Each Batch, as a class that implements Runnable, is stored in a ArrayList<Batch>
and is given to a FixedThreadPool
with size equal to the number of cores. It execute the batches and waits for them to finish using a simple CountDown
scheme.
Each of this batches needs to access the data on those arrays from the main class of the program, but their access is such that each batch only reads from yS[start][]
to yS[end][]
and therefore two batches will never try to read the same array element. I wonder if Java still locks up yS, even that each batch isn't trying to access the same elements as others.
I wonder also if my problem is related to the overhead due to context switching, as each batch needs to deal with thousands of doubles, and if the way that the program is built can affect it.
Maybe I should find a way to pass to each batch just the elements of the arrays that are relevant to it, but I wouldn't know how to approach this. If there were pointers, I could have new arrays of just the desired elements with simple pointer operations and without reallocating anything. Is there a way to do such a thing in Java?
Well, finally, just to mention: There is one part of the code that needs to be synchronized (it deals with other arrays) and it is already working fine. This calculation duties I've described above aren't the only thing my program does. They are inside a loop, alternating with sequential processing parts, but are really significant as the total execution time.
So, to summarize, the question is: why I'm not gaining with multithreading, when I was expecting to?
I've just run here a couple of times the plain serial and the multithread program and got 14500 ms for the serial and 15651 ms for the multithread. Both on the same Dual Core. Other point to notice: In serial run, each calculation duty (from 0 to Ns) takes around 1.1 to 4.5 ms.
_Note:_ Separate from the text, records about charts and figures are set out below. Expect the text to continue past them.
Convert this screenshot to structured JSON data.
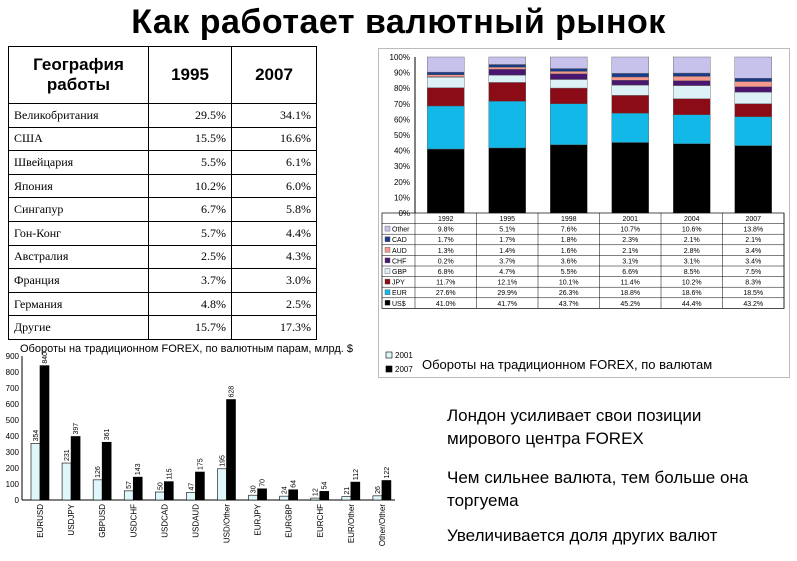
{
  "slide": {
    "title": "Как работает валютный рынок",
    "bullets": [
      "Лондон усиливает свои позиции мирового центра FOREX",
      "Чем сильнее валюта, тем больше она торгуема",
      "Увеличивается доля других валют"
    ]
  },
  "geo_table": {
    "headers": [
      "География работы",
      "1995",
      "2007"
    ],
    "rows": [
      [
        "Великобритания",
        "29.5%",
        "34.1%"
      ],
      [
        "США",
        "15.5%",
        "16.6%"
      ],
      [
        "Швейцария",
        "5.5%",
        "6.1%"
      ],
      [
        "Япония",
        "10.2%",
        "6.0%"
      ],
      [
        "Сингапур",
        "6.7%",
        "5.8%"
      ],
      [
        "Гон-Конг",
        "5.7%",
        "4.4%"
      ],
      [
        "Австралия",
        "2.5%",
        "4.3%"
      ],
      [
        "Франция",
        "3.7%",
        "3.0%"
      ],
      [
        "Германия",
        "4.8%",
        "2.5%"
      ],
      [
        "Другие",
        "15.7%",
        "17.3%"
      ]
    ]
  },
  "chart_data": [
    {
      "type": "bar",
      "stacked": true,
      "title": "",
      "caption": "Обороты на традиционном FOREX, по валютам",
      "categories": [
        "1992",
        "1995",
        "1998",
        "2001",
        "2004",
        "2007"
      ],
      "ylim": [
        0,
        100
      ],
      "yticks": [
        "0%",
        "10%",
        "20%",
        "30%",
        "40%",
        "50%",
        "60%",
        "70%",
        "80%",
        "90%",
        "100%"
      ],
      "series": [
        {
          "name": "US$",
          "color": "#000000",
          "values": [
            41.0,
            41.7,
            43.7,
            45.2,
            44.4,
            43.2
          ],
          "labels": [
            "41.0%",
            "41.7%",
            "43.7%",
            "45.2%",
            "44.4%",
            "43.2%"
          ]
        },
        {
          "name": "EUR",
          "color": "#12b8e8",
          "values": [
            27.6,
            29.9,
            26.3,
            18.8,
            18.6,
            18.5
          ],
          "labels": [
            "27.6%",
            "29.9%",
            "26.3%",
            "18.8%",
            "18.6%",
            "18.5%"
          ]
        },
        {
          "name": "JPY",
          "color": "#8b0b16",
          "values": [
            11.7,
            12.1,
            10.1,
            11.4,
            10.2,
            8.3
          ],
          "labels": [
            "11.7%",
            "12.1%",
            "10.1%",
            "11.4%",
            "10.2%",
            "8.3%"
          ]
        },
        {
          "name": "GBP",
          "color": "#dcf2f7",
          "values": [
            6.8,
            4.7,
            5.5,
            6.6,
            8.5,
            7.5
          ],
          "labels": [
            "6.8%",
            "4.7%",
            "5.5%",
            "6.6%",
            "8.5%",
            "7.5%"
          ]
        },
        {
          "name": "CHF",
          "color": "#4a1670",
          "values": [
            0.2,
            3.7,
            3.6,
            3.1,
            3.1,
            3.4
          ],
          "labels": [
            "0.2%",
            "3.7%",
            "3.6%",
            "3.1%",
            "3.1%",
            "3.4%"
          ]
        },
        {
          "name": "AUD",
          "color": "#f59a8c",
          "values": [
            1.3,
            1.4,
            1.6,
            2.1,
            2.8,
            3.4
          ],
          "labels": [
            "1.3%",
            "1.4%",
            "1.6%",
            "2.1%",
            "2.8%",
            "3.4%"
          ]
        },
        {
          "name": "CAD",
          "color": "#1a3a8a",
          "values": [
            1.7,
            1.7,
            1.8,
            2.3,
            2.1,
            2.1
          ],
          "labels": [
            "1.7%",
            "1.7%",
            "1.8%",
            "2.3%",
            "2.1%",
            "2.1%"
          ]
        },
        {
          "name": "Other",
          "color": "#c6c2ec",
          "values": [
            9.8,
            5.1,
            7.6,
            10.7,
            10.6,
            13.8
          ],
          "labels": [
            "9.8%",
            "5.1%",
            "7.6%",
            "10.7%",
            "10.6%",
            "13.8%"
          ]
        }
      ]
    },
    {
      "type": "bar",
      "title": "Обороты на традиционном FOREX, по валютным парам, млрд. $",
      "categories": [
        "EURUSD",
        "USDJPY",
        "GBPUSD",
        "USDCHF",
        "USDCAD",
        "USDAUD",
        "USD/Other",
        "EURJPY",
        "EURGBP",
        "EURCHF",
        "EUR/Other",
        "Other/Other"
      ],
      "ylim": [
        0,
        900
      ],
      "yticks": [
        "0",
        "100",
        "200",
        "300",
        "400",
        "500",
        "600",
        "700",
        "800",
        "900"
      ],
      "series": [
        {
          "name": "2001",
          "color": "#dff7fa",
          "values": [
            354,
            231,
            126,
            57,
            50,
            47,
            195,
            30,
            24,
            12,
            21,
            26
          ]
        },
        {
          "name": "2007",
          "color": "#000000",
          "values": [
            840,
            397,
            361,
            143,
            115,
            175,
            628,
            70,
            64,
            54,
            112,
            122
          ]
        }
      ]
    }
  ]
}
From the dual threading, each batch (Ns/2 points) takes around 0.5 to 3 ms; (measured from the the top to bottom of the run() method. Each time of calculation duty differs by it's own numerical convergence)
Thanks very much for the attention.
One possible you may be running in to is threads thrashing over cache lines. If different threads rapidly write to locations in the same cache line (for instance, close in the same array), then the hardware has a high communication overhead ensuring that the data remains consistent.